Under Trump logic, if Puerto Rico is somehow to blame for getting damaged by a hurricane–as he implied on Twitter–then Trump is not at fault. But if Trump, as president, must grudgingly acknowledge the aftermath, then that aftermath must be presented as a success. On the same day Trump castigated the island for its debt crisis, he tweeted, “Food, water, and medical are top priorities–and doing well”–despite considerable evidence to the contrary. It took a week of public outcry for supplies to be sent. Trump’s alternative facts are not merely annoying: They kill.

Some have deemed Maria “Trump’s Katrina”–a comparison that holds in terms of disastrous relief efforts, but falters when it comes to expectation of accountability.
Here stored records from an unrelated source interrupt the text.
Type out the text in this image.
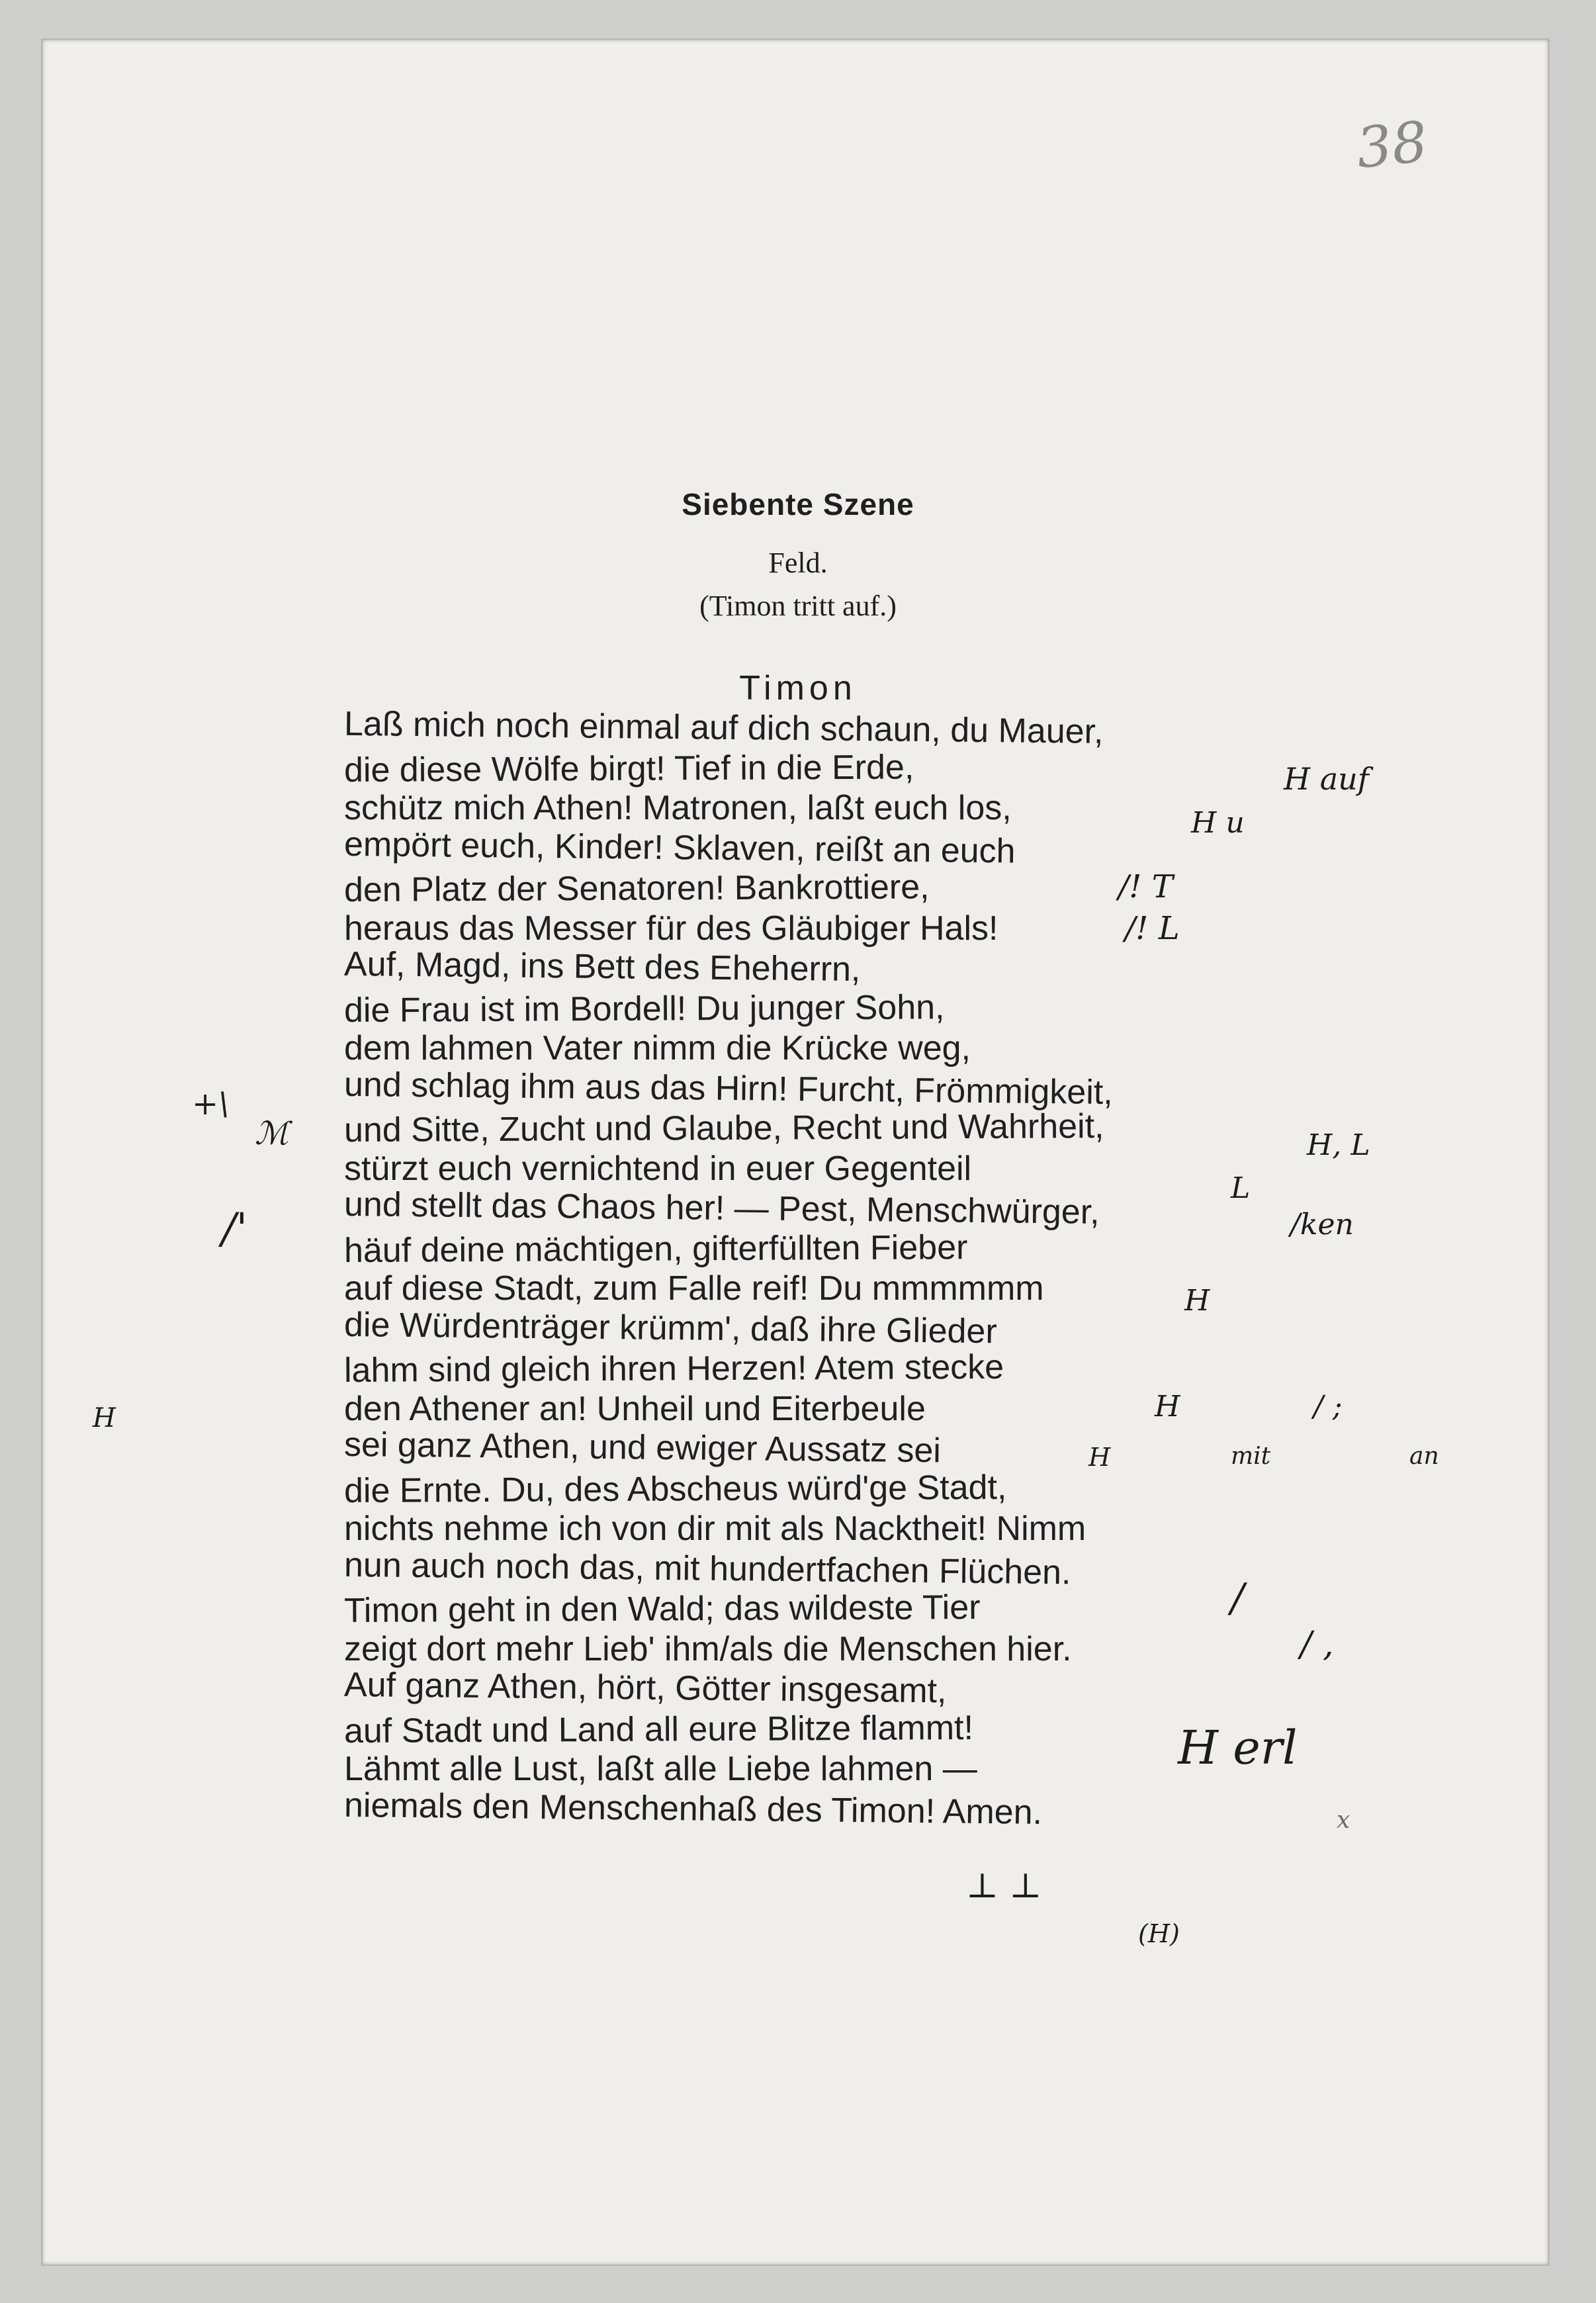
38
Siebente Szene
Feld.
(Timon tritt auf.)
Timon
Laß mich noch einmal auf dich schaun, du Mauer,
die diese Wölfe birgt! Tief in die Erde,
schütz mich Athen! Matronen, laßt euch los,
empört euch, Kinder! Sklaven, reißt an euch
den Platz der Senatoren! Bankrottiere,
heraus das Messer für des Gläubiger Hals!
Auf, Magd, ins Bett des Eheherrn,
die Frau ist im Bordell! Du junger Sohn,
dem lahmen Vater nimm die Krücke weg,
und schlag ihm aus das Hirn! Furcht, Frömmigkeit,
und Sitte, Zucht und Glaube, Recht und Wahrheit,
stürzt euch vernichtend in euer Gegenteil
und stellt das Chaos her! — Pest, Menschwürger,
häuf deine mächtigen, gifterfüllten Fieber
auf diese Stadt, zum Falle reif! Du mmmmmm
die Würdenträger krümm', daß ihre Glieder
lahm sind gleich ihren Herzen! Atem stecke
den Athener an! Unheil und Eiterbeule
sei ganz Athen, und ewiger Aussatz sei
die Ernte. Du, des Abscheus würd'ge Stadt,
nichts nehme ich von dir mit als Nacktheit! Nimm
nun auch noch das, mit hundertfachen Flüchen.
Timon geht in den Wald; das wildeste Tier
zeigt dort mehr Lieb' ihm/als die Menschen hier.
Auf ganz Athen, hört, Götter insgesamt,
auf Stadt und Land all eure Blitze flammt!
Lähmt alle Lust, laßt alle Liebe lahmen —
niemals den Menschenhaß des Timon! Amen.
H auf
H u
/! T
/! L
H, L
L
/ken
H
H	/ ;
H	mit	an
/
/ ,
H erl
x
⊥ ⊥
(H)
+\
ℳ
/'
H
President George W. Bush’s indifference to Katrina victims and applause for failed FEMA efforts (“Brownie, you’re doing a heck of a job“) shocked Americans because they still expected a baseline level of competence. Footage of black New Orleans residents begging for relief jolted many white Americans into recognition of environmental racism. Bush’s approval ratings plunged as Americans realized his recklessness was not limited to foreign wars, and that beneath the shimmering surface of his bubble economy lurked devastating race-based poverty.

Under Trump, Americans have lost a lot–civil rights, environment protections, perhaps our sovereignty–but what we have lost most is our expectation of what is normal. Trump, a president who is applauded for feats like reading off a teleprompter without being egregiously racist, is held to the lowest standard possible, yet still manages to not meet it, so the standard is continually moved to accommodate his mounting failures. After months of fending off Trump-made disasters–TrumpCare, unconstitutional executive orders, flirtations with nuclear war–few Americans expected him to handle a natural disaster or express empathy for those hurt by it. Fewer expected that Trump would grant Puerto Rico, a territory of mostly non-white, Spanish-speaking U.S. citizens, the same respect as a U.S. state.

Trump’s heartlessness still has the capacity to shock, but it does not surprise. Hurricane Maria is not Trump’s Katrina: It’s just Trump being Trump, the presidency its own existential threat. That it is reasonable to expect so little from a president is its own tragedy, but that should not stop people from demanding more.

Some have posited that perhaps Trump does not realize that Puerto Ricans are U.S. citizens. This is the kind of take that seems insulting but is actually generous. Trump knows Puerto Rico well: He ran a golf course there that defaulted in 2011, leaving Puerto Rican taxpayers on the hook for $32.7 million. The Puerto Rican debt Trump complained about in his tweet is, in fact, due in part to Trump. He is cognizant of the island, but appears to view it only as a burdensome investment and an irrelevant voter pool. His apathy toward Puerto Rico’s crisis resembles his cavalier attitude toward fellow territory Guam, which was threatened in August with North Korean nuclear strikes. The notoriety will be good for tourism, Trump told Guam’s governor.

The waive of the Jones Act lasts for only 10 days, but it will take years for Puerto Rico to rebuild, if it can at all. The island is expected to be without power for at least half a year; its agriculture is decimated; its already battered economy is on the verge of collapse. We are in the early stages of what will likely be one of the worst U.S. humanitarian crises of the 21st century, with a self-serving president whose fear of admitting failure leads to a denial of problems, and, in turn, to a denial of resources for citizens.

Trump knew Hurricane Maria was coming, and did nothing. Americans saw Trump’s response coming, and begged for Puerto Rico to be saved. But social media screams cannot move ships; instead, we are left staring helplessly at our screens as the reality-TV president changes the channel.


Correction: A previous version of this piece incorrectly referred to the musician Pit Bull as Puerto Rican. He is Cuban-American.